A Design Principle: One Thing = One Page/Spread

Two of my favorite RPG designs, in terms of usability, are The Monstrous Compendium for AD&D2 and the Imperial Lunar Handbook. The thing I love about both is they were designed for at table usability. They did this by being designed so everything you needed to use a give topic could be isolated.

The Monstrous Compendium put each monster on its own page. Plus, those pages were in a loose leaf binder. I could pull out the monsters in a given dungeon or region, put them in a folder, and then take just that folder to the game. I could even photocopy them and leave the originals at home. Even if I had 40-50 monsters in a given dungeon finding the sheet for one was a lot easier than any of the three AD&D volumes, the three volumes of All The World’s Monsters, or any other reference.

The Imperial Lunar Handbook provides information on regions of the Lunar Empire in Glorantha for Heroquest. A large section of the book provides character creation information for each region. In each case the information is setup as a two page spread. A region begins on the left page and ends on the right. To create a character for any region you simply lay the book flat on the table (it is saddle stitched and thus does so easily) open to that region.

In this age of PDF there is a lot to learn here. When formatting PDFs I encourage publishers to try to work on the one thing = one page/spread principle. You’re not facing printing costs much of the time so that is a lesser cost. Instead think of utility.

If you’re writing a monster book, for example, put everything on that one page. If the stat blocks are simple you can additional at the table tools on the bottom. You put a chart for the maximum normally occurring that the DM could fill out. When he designs an encounter he could print the page, fill in the blanks and have one page that he could use to run the whole thing. This could really well for humanoids if they have things like tribal characters (for every X orcs you have a shaman) that was common in early D&D and AD&D. If you’re doing a few monsters with high end art, don’t have it in the corner but do a full page facing and the monster stats trailing creates an effective layout.
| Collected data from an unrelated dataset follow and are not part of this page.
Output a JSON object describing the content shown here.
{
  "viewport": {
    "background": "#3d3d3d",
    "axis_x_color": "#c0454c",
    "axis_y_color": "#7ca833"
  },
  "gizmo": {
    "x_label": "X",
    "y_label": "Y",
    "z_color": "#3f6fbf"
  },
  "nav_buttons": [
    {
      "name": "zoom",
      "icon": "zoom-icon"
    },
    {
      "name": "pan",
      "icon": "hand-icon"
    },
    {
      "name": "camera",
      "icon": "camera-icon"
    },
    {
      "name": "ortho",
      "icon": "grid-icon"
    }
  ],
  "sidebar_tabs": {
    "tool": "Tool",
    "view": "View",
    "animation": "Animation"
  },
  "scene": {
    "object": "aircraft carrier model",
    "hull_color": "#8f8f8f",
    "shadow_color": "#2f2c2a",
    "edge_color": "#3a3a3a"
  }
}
For detailing regions or playable races in a setting the two page layout is excellent. On the facing page put the small text section explaining the region or race. On the trailing put all the tables needed for creation such as odd equipment, names, and the excellent Devil in the Details style tables. Then, a GM can just print out that tables page and hand it to the player who says, “I want to play an elf”.

The PDF era makes some traditional things (intensive art and interesting background) less useful. However, it also adds new and exciting options. It especially adds ways to create things more easily used at a table. Please try some when designing your next product.
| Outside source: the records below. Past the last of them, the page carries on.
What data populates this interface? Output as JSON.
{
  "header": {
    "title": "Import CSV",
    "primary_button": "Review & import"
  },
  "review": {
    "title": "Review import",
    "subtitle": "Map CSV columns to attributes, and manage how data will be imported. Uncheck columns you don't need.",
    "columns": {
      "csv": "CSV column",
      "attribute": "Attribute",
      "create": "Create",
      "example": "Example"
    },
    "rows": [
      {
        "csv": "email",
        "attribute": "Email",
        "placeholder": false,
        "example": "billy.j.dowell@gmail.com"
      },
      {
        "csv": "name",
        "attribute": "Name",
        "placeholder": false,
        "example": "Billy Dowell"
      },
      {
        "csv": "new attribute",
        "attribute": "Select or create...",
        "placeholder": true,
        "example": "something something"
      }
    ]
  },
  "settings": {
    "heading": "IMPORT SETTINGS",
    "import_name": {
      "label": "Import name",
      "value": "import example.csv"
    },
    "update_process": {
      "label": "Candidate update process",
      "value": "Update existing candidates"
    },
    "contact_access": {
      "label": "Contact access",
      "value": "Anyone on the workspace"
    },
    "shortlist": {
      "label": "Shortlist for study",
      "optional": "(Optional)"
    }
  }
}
6 thoughts on “A Design Principle: One Thing = One Page/Spread

  1. In Errant, each class is fit onto a single page. I made a special effort for it, it would have been so easy to let it creep. But I forced myself to follow that guideline and the game is better for it.

  2. @Roger: Yeah, I'm going to try to make that a ground rule on anything I present.

    @Greg: You just increased the odds I'll check Errant out…good organization is a huge thing for someone as…squirrel…sorry, as disorganized as me.

  3. Good thoughts. Both of the books you mention are excellent in that regard. For an actual print book this approach can be a bit harder than in pdf, but I do think character sections and monsters are a good place to utilize it even there.

  4. A recent D&D publication (Stonehell dungeon) was very functional in this regard – an entire dungeon level and all the room contents were on two facing pages, so you could run the entire dungeon level from an open binder. I liked it a lot!